Air Travel Under Cloud
Posted 12th January 2001
by Alan Marston


In the latest of rolling revelations an Air New Zealand Boeing 747 carrying 397 people and an American with two pilots onboard on a test flight avoided a head-on collision and 399 deaths only because pilots looking out their cockpit windows steered their aircraft away from each other. The ongoing issue of deep vein cloating (DVC) in air travellors legs, a life-threatening health condition, continues to lower the public reputation of airline travel safety. Combine this with high fuel costs and the my storm warning instincts recommend everybody involved in the airline industry should fasten your seatbelts, looks like a rough ride directly up ahead. In respect of the near miss, the United States National Transportation Safety Board's preliminary findings, issued yesterday, report that the incident happened largely because the United States Navy ignored procedure, ie, human error with disaster avoided onlybecaused of air-to-air collision warning system did work in both planes. When the American plane went out of the naval radar range, the navy did not coordinate the plane's test flight with the commercial air traffic control centre.

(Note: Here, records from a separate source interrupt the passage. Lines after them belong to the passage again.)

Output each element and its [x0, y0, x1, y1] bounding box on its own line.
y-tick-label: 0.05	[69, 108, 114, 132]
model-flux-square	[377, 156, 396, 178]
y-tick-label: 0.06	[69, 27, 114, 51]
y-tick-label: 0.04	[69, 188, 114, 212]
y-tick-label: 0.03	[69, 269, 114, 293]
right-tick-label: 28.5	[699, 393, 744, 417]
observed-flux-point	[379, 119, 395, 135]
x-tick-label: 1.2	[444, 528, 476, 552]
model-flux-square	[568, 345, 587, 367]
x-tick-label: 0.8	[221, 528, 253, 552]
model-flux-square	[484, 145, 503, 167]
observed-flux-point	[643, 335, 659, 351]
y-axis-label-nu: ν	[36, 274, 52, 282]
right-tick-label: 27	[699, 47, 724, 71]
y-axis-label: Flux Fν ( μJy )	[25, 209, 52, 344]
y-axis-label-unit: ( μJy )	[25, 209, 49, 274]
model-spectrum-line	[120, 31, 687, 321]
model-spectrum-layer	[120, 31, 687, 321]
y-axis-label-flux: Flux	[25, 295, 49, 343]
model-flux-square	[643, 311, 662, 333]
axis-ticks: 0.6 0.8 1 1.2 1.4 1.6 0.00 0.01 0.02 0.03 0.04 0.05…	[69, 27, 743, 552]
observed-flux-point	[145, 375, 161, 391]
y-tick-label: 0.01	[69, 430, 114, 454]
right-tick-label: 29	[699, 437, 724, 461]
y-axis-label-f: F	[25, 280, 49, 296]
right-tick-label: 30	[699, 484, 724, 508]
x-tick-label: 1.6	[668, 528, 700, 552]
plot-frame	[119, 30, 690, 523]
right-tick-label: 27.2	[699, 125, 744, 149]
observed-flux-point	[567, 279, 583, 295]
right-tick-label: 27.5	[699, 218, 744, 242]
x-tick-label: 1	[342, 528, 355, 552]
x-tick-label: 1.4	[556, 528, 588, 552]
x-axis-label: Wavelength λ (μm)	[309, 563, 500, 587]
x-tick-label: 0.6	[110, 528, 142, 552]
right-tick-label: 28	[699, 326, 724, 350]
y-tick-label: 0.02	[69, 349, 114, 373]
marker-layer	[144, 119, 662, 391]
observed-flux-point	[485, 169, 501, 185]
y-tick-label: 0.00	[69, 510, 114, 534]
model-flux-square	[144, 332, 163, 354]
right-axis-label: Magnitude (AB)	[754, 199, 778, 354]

Even less re-assuring is the news that the US agency responsible for air safety initially had trouble tracking down the American plane, which was on an engineering test flight. The point at issue would seem to be will many airlines go out of business? But that's not what concerns me, I don't have shares in an airline company, and neither do the vast majority of people who travel by air - and who keep the planes flying in the financial sense. My worry as an inhabitant of the Antipodes is the affects on my health and well-being when flying to... well almost anywhere, apart from the South Pacific countries. And, as a person who likes to think of himself as cognisant of the bigger picture, I worry about the pollution caused by the airline industry's planes and how that plus the consumption of fossil fuels will affect the viability of the eco-system.

The airline industry is a classic example of corporate worst-practise:

* Consumer of finite resources

* Highly polluting

* Promotion of pleasure principle above all else

* Emphasis on cheapness and hence business focus on cost-cutting

* Inherently dangerous and unhealthy

* Corporate control grouped into exclusive regional cartels prevents honest competition

* Public image way out of line with industrial realities Airline industry in powerful downdraft?

Yes, and about time. I hope a massive PR offensive doesn't pull them out negative spin this time and they are forced to actually do something to address the points above and make air travel safer for the planet and for people, all people.